死体を買う男-歌野晶午-

死体を買う男 (講談社文庫)

死体を買う男 (講談社文庫)

あれえ…?
さっきまで打ってた感想文が一気に消えました・・・・。
なんで?・・・私なにかしたっけ??…あ理由が分かりました。説明しづらいけど

・・・気を取り直してえーと。

この「死体を買う男」を買うまでに何度か文庫本コーナーをうろつき、買おうか買わないか、次にしようかとかと、早く買えよと思われるかも知れませんが私金欠だったので悩んでまして、でもどこかの文庫本コーナーに行く度目に入っていたので買うことにしたのでした。
読了後、それを思い出して「やっぱり自分にとってイイ本は何度も目につくものなんだv」となんとなく得意になっていた私です。
それくらい良かったです。
ただの双子トリックと思うことなかれ。

他の歌野さんの著物は違うらしいですが、この死体を買う男は江戸川乱歩調の文体で、乱歩好きの私にとって嬉しかったです。

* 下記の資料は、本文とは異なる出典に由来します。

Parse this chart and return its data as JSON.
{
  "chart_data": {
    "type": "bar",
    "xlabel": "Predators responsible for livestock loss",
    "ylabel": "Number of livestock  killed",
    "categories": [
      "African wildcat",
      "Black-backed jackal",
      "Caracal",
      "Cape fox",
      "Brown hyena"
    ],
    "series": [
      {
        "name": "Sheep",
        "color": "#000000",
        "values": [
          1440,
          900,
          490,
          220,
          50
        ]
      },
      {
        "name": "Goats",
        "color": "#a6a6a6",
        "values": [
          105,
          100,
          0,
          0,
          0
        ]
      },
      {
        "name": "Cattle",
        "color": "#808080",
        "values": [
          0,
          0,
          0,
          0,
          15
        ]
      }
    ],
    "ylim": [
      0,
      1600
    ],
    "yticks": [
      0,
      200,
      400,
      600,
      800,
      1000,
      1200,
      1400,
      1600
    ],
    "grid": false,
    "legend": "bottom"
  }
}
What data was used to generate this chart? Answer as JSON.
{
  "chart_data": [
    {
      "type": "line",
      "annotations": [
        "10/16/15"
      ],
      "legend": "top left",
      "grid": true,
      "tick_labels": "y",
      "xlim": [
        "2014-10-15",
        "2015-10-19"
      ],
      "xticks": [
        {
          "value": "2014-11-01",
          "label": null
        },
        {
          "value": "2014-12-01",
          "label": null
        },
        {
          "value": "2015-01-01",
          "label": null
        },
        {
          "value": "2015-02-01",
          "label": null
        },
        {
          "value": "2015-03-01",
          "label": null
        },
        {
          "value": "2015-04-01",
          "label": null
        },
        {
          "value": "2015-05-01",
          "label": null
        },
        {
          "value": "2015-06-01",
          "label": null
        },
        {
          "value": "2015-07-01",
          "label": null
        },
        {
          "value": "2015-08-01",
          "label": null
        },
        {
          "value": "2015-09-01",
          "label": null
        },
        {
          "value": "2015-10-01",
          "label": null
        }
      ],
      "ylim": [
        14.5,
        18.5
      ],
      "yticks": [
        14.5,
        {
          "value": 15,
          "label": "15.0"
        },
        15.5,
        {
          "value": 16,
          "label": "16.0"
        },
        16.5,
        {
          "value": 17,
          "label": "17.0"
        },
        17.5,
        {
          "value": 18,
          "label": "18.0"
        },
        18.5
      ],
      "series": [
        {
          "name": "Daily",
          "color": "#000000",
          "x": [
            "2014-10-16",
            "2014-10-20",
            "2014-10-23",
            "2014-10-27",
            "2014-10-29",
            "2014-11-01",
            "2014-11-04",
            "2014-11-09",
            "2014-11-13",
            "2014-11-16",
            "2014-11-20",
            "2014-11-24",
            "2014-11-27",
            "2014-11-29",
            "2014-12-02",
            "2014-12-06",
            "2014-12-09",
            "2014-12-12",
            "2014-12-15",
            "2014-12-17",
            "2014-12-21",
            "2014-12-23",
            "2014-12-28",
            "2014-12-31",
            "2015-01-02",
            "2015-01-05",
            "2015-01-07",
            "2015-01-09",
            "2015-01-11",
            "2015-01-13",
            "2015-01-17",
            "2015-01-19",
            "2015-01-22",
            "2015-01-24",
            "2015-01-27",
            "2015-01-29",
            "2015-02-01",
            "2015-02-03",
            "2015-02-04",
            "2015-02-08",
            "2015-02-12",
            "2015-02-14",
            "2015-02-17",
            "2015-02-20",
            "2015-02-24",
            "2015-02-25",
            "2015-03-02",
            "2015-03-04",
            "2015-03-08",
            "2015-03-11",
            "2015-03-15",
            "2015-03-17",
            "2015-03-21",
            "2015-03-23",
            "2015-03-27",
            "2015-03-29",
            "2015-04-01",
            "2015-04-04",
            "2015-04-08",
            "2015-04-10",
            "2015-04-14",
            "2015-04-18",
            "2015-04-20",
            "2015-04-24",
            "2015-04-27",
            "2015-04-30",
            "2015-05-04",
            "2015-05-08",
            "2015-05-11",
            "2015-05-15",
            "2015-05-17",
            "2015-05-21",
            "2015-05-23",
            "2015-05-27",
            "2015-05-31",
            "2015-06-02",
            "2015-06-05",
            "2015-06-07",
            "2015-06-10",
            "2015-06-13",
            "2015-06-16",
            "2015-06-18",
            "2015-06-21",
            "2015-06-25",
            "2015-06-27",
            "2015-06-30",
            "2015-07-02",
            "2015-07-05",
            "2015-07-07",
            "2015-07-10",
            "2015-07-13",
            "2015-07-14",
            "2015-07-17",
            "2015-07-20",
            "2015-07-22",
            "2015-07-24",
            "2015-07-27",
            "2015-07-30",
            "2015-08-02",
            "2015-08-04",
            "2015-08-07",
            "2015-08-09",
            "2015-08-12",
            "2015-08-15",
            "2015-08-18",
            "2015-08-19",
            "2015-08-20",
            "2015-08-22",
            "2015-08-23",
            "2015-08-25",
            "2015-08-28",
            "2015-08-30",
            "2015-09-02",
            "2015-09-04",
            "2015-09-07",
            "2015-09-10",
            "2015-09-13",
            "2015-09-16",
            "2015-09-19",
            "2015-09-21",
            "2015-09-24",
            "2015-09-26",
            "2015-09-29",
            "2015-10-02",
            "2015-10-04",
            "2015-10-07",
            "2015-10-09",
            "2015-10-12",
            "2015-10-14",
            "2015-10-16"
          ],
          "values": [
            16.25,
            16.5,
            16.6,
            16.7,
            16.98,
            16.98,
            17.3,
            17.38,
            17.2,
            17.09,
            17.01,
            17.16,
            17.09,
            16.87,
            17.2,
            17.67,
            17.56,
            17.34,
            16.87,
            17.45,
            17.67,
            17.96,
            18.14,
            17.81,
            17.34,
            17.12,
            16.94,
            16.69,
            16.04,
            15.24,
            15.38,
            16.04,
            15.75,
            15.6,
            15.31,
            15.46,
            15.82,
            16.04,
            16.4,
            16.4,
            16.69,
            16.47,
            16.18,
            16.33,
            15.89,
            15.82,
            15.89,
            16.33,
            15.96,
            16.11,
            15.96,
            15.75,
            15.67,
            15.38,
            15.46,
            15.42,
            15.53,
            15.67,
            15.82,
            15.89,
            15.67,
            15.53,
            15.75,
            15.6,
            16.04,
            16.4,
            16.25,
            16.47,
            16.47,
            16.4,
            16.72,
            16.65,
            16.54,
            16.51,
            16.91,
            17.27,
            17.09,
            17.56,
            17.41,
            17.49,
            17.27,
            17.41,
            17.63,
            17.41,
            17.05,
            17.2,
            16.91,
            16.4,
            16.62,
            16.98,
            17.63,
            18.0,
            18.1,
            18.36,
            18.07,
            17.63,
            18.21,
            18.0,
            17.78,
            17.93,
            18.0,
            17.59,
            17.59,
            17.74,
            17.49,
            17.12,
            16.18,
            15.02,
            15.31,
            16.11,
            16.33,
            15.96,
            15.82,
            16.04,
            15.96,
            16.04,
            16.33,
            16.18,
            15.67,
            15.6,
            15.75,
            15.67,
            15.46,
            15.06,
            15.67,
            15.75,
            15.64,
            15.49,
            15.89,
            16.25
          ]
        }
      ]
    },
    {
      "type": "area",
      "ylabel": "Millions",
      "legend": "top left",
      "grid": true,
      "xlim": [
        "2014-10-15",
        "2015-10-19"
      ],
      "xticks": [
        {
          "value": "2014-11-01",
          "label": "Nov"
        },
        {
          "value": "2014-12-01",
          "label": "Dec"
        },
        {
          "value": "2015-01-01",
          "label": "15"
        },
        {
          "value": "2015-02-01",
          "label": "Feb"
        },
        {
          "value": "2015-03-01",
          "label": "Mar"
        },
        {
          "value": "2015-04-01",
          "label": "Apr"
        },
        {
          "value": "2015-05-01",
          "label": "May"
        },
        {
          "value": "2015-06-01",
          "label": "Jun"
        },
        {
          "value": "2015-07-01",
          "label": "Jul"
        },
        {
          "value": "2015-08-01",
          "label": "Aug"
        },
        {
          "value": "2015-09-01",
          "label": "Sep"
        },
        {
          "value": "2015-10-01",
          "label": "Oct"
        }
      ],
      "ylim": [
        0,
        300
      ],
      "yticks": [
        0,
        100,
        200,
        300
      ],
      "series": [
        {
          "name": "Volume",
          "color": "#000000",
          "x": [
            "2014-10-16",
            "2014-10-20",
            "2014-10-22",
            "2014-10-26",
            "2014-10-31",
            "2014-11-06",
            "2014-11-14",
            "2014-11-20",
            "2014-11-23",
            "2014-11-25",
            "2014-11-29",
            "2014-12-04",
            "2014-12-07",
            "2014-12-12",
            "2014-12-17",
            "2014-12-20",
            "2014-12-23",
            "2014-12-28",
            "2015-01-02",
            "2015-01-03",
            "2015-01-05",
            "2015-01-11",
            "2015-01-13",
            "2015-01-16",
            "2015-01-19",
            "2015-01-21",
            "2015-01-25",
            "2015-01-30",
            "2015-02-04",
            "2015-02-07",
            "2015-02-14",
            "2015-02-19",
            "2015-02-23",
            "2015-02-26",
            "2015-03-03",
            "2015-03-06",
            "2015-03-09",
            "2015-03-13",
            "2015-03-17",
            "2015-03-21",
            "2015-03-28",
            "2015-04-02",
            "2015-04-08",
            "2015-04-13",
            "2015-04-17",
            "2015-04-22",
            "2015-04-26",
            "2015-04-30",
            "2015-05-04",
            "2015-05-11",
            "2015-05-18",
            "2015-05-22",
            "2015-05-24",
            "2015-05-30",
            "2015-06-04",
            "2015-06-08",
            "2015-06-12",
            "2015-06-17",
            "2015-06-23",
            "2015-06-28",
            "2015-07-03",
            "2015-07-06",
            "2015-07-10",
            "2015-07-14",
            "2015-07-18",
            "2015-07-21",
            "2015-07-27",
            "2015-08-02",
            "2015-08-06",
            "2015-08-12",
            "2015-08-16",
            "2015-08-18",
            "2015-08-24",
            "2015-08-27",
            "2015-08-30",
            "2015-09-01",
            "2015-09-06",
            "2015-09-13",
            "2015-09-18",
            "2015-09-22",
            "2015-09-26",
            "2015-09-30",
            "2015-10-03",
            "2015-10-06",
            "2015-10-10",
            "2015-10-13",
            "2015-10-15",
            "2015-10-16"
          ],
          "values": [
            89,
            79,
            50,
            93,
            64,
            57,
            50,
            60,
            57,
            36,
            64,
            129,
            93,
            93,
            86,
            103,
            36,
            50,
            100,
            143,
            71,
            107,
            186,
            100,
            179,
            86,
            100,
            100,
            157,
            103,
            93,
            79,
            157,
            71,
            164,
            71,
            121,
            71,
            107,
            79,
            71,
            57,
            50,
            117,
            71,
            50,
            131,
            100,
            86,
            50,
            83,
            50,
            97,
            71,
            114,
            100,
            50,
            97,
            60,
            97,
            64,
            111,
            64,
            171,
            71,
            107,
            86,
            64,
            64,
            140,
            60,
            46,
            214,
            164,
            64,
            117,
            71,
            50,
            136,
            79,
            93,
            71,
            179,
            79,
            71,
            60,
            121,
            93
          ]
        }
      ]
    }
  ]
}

すごく読み易かった。
小説には、架空の登場人物として江戸川乱歩萩原朔太郎が登場します。
私は、萩原さんのものは1つも読んだことが無かったので、先入観を付けないためにも読んでおいたほうが良かったなあと思いました(ただこれを読んですごく興味を持ったので今度読みます)。
また、この小説は小説の中の「小説」と「現実」で構成されてあり、その点も複雑です。

↓以下ネタバレ部分は反転文字の為空白、読了した方だけひっくり返して下さい
最初は、乱歩が軽く(?)投身自殺を図りそれを直青年に止められるところで、そこでの乱歩の言い訳が…
これじゃ乱歩がちょっとアホみたいだし、それより前に自殺しようまで追いつめられた人間があんなに簡単に止める訳ないし、自殺願望があるのをナメてるのか(←?)くらいに思って、ダメだこれは乱歩と萩原さんをつかって乱歩調な小説に仕上げただけで
そんな大したことない(通常の2倍くらいの帯をつけるに及ばない)小説なんだ、と早々に決め付けて読んでいました。
まあこういうところが、なんでも私の悪いところなのですが・・・
(ただあそこは、最後まで読んで、あそこで直青年の言う「死にたくないのに死んでしまう人間もいるんですよ」が良く分かって満足です。)
乱歩にああいうことをさせないといけなかったのとかはそのうちよく分かってくることでした。
性格が軟弱なのは萩原さんと対比させて書かなきゃ面白味に欠けるとかでしょうか。うん(?)。

その次に「は?」と思ったのが、直青年と思われる人物が自殺してしまった時、その直青年の部屋に行ってみると直青年と顔形のそっくりな人物がいるのを見つけた時の乱歩の反応。
いやいやいやいや。「奇蹟が起きたんだね」は言わないでしょうと苦笑しましたが、あれも物語を盛り上げる為だったんでしょう、全体的には素晴らしいから問題ありませんよね(それにしてもラストを考えるとあの演技も凄かったですね)。

その後は、ただのオマケ程度と思っていた西崎と細見が登場したり、直青年と幼馴染と言う雪枝さんが登場して驚くべき話をしてくれたり、あれはちょっと驚きました。
(ラストを思って考えると、雪枝さんが直さんに告白した時の暗い顔の意味や苦悩がありありと浮かびました)

その少し後、ゴム毬の話が出てきた時に、やっぱり直さんは生きてたんだ、想像通りだったと思い。
そうしていたら死体が発見され、あれえ…??。

ほんとうに、中々決着がつかないところがこの小説の一番面白いところです。
普通のミステリの2,3倍イロイロある気がします。あれはすごい。

あと、220ページの2人の木に話しかけるところがユニークでした。

その後、「鬼」の最初で、どうして直青年が均青年を殺して相手を自分の身代わりとしたのかと乱歩が考えるところがありますが
あれは私にとって不自然で、それは雪枝さんと一緒になるためだけに必要だったと言えば、例えばそれをせず駆け落ちをするにしてもそれなりのリスクはある訳だから、そのくらいはおかしくないんじゃないかなあと思っていました。
でも、そこで不思議に思わなければならない理由がラストで明かされるので、後で納得しました…けどあそこはちょっと不自然な「謎」かも・・・。

西崎の最初に書いた「白骨鬼」のラストで
夢物語でいいのだ。
夢物語でいいのだ。

・・・で終わりますが、あれはなんとも…その後の細見辰時の「ほんとう、過去」と比べての皮肉だったのかと思います。

まさか細見さんが均さんだったとは・・・
うーん。
これを読んでからだと、他のミステリを読んだ時に驚きが少なくなるかも知れない。